-O
Povo está! Com o MFA! - gritava a multidão Estefânia abaixo naquele dia 1º de
Maio, mal refeita ainda dos eventos dos dias anteriores. Coisa nunca vista em
Sintra, mesmo pelos antigos, o povo desfilava de braço dado desfraldando faixas gigantes e apregoando a palavra liberdade,
como se houvesse que gritar sem parar para que acreditassem ser verdade.

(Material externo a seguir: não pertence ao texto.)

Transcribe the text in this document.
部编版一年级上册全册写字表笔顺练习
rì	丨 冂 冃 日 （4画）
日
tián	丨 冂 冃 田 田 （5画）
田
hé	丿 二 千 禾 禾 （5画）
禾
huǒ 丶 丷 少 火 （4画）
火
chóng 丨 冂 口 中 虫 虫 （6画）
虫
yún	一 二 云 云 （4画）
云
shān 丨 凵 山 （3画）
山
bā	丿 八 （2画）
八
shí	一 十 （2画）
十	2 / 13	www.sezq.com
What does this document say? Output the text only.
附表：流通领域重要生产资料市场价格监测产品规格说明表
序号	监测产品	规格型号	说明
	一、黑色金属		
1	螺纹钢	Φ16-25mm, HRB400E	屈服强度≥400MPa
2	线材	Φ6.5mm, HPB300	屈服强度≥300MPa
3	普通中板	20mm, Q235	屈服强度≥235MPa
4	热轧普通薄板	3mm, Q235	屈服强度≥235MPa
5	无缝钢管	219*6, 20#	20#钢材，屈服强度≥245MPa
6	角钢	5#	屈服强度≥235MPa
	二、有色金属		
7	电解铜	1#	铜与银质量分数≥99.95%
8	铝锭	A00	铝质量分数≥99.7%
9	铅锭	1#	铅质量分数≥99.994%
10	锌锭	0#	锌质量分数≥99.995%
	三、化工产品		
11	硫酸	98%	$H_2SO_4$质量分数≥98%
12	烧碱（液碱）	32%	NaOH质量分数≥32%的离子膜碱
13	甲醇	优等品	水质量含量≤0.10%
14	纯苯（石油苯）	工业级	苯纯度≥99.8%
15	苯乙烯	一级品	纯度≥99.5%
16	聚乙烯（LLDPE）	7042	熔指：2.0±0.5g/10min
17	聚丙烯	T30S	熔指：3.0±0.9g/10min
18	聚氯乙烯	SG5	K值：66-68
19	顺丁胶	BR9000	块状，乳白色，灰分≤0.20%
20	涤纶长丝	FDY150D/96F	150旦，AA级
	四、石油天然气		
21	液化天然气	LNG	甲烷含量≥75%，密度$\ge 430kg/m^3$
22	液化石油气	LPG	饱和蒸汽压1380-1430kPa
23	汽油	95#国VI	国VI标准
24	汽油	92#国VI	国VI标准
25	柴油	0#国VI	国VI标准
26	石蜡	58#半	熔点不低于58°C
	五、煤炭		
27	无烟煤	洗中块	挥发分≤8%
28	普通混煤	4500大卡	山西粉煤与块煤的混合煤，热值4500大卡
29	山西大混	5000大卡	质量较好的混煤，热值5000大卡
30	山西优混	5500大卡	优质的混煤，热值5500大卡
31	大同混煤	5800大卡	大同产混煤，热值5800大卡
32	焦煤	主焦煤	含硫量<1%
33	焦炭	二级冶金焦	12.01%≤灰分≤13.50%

Eufórica, Susana esperava junto ao Tirol, cravo vermelho na lapela, João vinha no cortejo, com as personalidades de Sintra e
alguns militares à cabeça. O dr. Sargo, velho republicano com residência
fixa em Sintra desde que nos anos trinta participara na revolta da Madeira,
parecia uma criança, abraçado aos amigos, já falara com o Salgado Zenha, a quem
a Junta de Salvação Nacional convidara para o novo Governo. Aqui e ali, profetas da desgraça agoiravam com os perigos do comunismo. O
Quintas, fiscal da Câmara e salazarista convicto, que dias antes do golpe
estivera num almoço da PIDE, em Queluz, agitava com os riscos da anarquia, o Spínola
estava na mão dos capitães, instigava, fora dinheiro o que os movera, depois de
orientados com as comissões em África.
O desfile, que teve início na Vila e seguiu pela Volta do Duche, terminando na Portela de Sintra, foi uma
inesquecível procissão da democracia, liturgia da nova liberdade, com crentes e
conversos celebrando aquele dia redentor. De sorriso
aberto e a vasta cabeleira ao vento, João chamou por Susana, que correu para ele, rompendo pela multidão, beijando-o e seguindo ambos no
cortejo dum país de braço dado. Dois meses depois casariam, sortuda, já tinha emprego prometido como telefonista no serviço de PBX que se previa abrir em breve.
O dr. Sargo, na cabeça do cortejo, ao
passar pelo Capote avistou o José Alfredo à conversa com o Cortêz Pinto e o
Lacerda Tavares e acenou-lhes, com olhar cúmplice e sorriso largo:
-Viva Portugal! -saudou, qual general romano voltando a Roma depois da conquista da
Gália.
-Viva! –responderam
todos em uníssono, com o Zé Alfredo a orquestrar, os olhos brilhando atrás dos óculos
de massa.
Um carro de som ecoava canções antes
só trauteadas em surdina, e agora consagrados hinos. Fanhais, Adriano, a marcha
do MFA. A democracia ganhava ícones, e os novos sons de Portugal chegavam
a uma Sintra mais dada a passeios de charrete pela Vila que a ruidosas manifestações de rua.
Mal sonharia o dr. Forjaz, que com pompa e circunstância recebera três meses
antes o ministro do Interior, Moreira Baptista, antigo presidente da
Câmara, que pouco tempo decorrido o Portugal do “a bem da Nação” se veria arquivado na prateleira da História.
Com o 25 de Abril foi designada uma
Comissão Administrativa presidida por José Alfredo, com Cortêz Pinto, Álvaro de
Carvalho e Lino Paulo entre outros, período conturbado que culminou no
afastamento agastado do grande Zé em 1976. Teimoso, ainda conseguiu inaugurar a
estátua a D. Fernando no Ramalhão e inumar as cinzas de Ferreira de Castro na
serra. Era o mínimo. As autárquicas de 1976 valeram a Câmara ao PS e a
presidência a Júlio Baptista dos Santos. Passado a embriaguez, o país construía
uma normalidade.
Recentemente reformada da Portugal Telecom, e passeando com a neta
depois do lanche no Tirol, Susana deu consigo assaltada por esses sons e
memórias já distantes. O povo, unido,
jamais será vencido! Cavernoso, lembrou-lhe cabelos compridos e calças à
boca-de-sino. -Tão ridículos que nós
éramos! –pensou, melancólica.
-Oh avó, andas ou não andas? -questionou a pequena, puxando-lhe o braço.
Subitamente desperta, apressou-se, o
441 para Fontanelas estava quase a passar.